SIRT1 facilitated the cell cycle progression in BRAF V600E-mutated cells
To determine whether the effect of SIRT1 on cell proliferation was mediated by influencing the cell cycle progression, flow cytometry was performed (Fig. 4A and 4B). Downregulation of SIRT1 led to a significant reduction in the number of BCPAP cells in the G1 phase and a significant accumulation of cells in S phase compared with the control (both p < 0.05); moreover, when the upregulated SIRT1 expression was induced, fewer cells were hindered in S phase (p < 0.05). Consistent with these observations, SIRT1 overexpression facilitated cyclin D1 expression in BCPAP cells (Fig. 4C). No significant variations were observed in TPC-1 cells (Fig. 4B and 4D).
SIRT1 reduced apoptosis in BRAF V600E-mutated cells
Next, we performed a TUNEL assay to determine whether SIRT1 played a significant role in the apoptosis of TPC-1 and BCPAP cells. As shown in Fig. 5A, the percentage of BCPAP cells undergoing apoptosis was significantly increased in the SIRT1 siRNA group compared with that in the control cells at 48 h (p < 0.01). In addition, the number of TUNEL-positive apoptotic cells in the SIRT1 overexpression group in BCPAP cells was significantly lower than that in the control group.
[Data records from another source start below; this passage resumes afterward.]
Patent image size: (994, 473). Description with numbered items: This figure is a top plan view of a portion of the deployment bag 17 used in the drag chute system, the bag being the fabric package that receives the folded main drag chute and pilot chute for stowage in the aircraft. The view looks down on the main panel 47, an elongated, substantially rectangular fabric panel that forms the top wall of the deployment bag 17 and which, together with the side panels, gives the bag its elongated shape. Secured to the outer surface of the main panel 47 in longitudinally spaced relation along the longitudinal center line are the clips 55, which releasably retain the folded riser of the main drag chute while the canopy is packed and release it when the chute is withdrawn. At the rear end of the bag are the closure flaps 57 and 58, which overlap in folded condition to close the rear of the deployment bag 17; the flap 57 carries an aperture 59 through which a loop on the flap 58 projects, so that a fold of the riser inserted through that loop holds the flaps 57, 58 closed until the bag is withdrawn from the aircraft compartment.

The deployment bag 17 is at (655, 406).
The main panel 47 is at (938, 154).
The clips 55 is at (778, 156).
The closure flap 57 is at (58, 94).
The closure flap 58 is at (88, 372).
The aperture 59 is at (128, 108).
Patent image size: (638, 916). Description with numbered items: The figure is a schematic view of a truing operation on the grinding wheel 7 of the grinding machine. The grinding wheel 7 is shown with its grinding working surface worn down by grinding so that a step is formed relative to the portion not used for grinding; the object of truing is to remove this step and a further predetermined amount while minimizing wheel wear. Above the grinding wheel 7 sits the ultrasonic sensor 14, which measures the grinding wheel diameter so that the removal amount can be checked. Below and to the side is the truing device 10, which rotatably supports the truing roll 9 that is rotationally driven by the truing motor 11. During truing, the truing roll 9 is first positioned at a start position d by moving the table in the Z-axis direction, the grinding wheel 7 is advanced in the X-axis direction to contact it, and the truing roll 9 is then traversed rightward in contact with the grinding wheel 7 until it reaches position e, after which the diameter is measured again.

However, we failed to observe any significant variations in TPC-1 cells (Fig. 5B). Consistently, the levels of apoptotic proteins, including BAX and BCL-2, in SIRT1-regulated TPC-1 and BCPAP cells were in agreement with the above results (p < 0.05; Fig. 5C and 5D). Therefore, SIRT1 is an important participant in the regulation of cell apoptosis in BCPAP cells.
SIRT1 enhanced the migration and invasion potential of BRAF V600E-mutated cells
Then, we investigated the functional role of SIRT1 in the migration and invasion of PTC cells. In wound healing assays, the distance of the scratch wound in the BCPAP SIRT1 siRNA group was significantly larger than that in the control group, whereas SIRT1 overexpression promoted the migration of BCPAP cells (both p < 0.01; Fig. 6A). Nevertheless, no significant variations were observed in TPC-1 cells (Fig. 6B). Similar results were also found in the Matrigel invasion assay (Fig. 6C and 6D), in which the number of cells migrating through the chamber in the si-SIRT1 BCPAP group was significantly less than that in the control group (p < 0.01). In addition, the stimulatory effect of SIRT1 on BCPAP cell invasion was also confirmed (p < 0.01). However, we observed no significant variations in TPC-1 cells (Fig. 6D). These results indicated that SIRT1 enhanced the migration and invasion potential of BCPAP cells.
SIRT1 facilitated phosphorylation of MAPK pathway proteins in BRAF V600E-mutated cells
The above results showed that SIRT1 has different biological effects on TPC-1 and BCPAP cells. Since the distinct difference between these two cells is the BRAF V600E mutation status, we examined the activity of the MAPK signaling pathway. When SIRT1 was knocked down in BCPAP cells, the expression of p-ERK1/2 and p-JNK (active forms) were significantly inhibited (both p < 0.01), whereas those of their inactive forms (ERK1/2 and JNK) were unchanged (Fig. 7A). Thus, the loss of SIRT1 resulted in an overall reduced MAPK activity. In contrast, SIRT1 overexpression promoted their active forms in BCPAP cells, as confirmed by western blot analyses (Fig. 7A). However, no significant variations were found in TPC-1 cells (Fig. 7B). These data indicate that SIRT1 promoted the activity of ERK1/2 and JNK in the MAPK pathway and that SIRT1 is an important modulator of the MAPK pathway activity in BRAF V600E-mutated cells.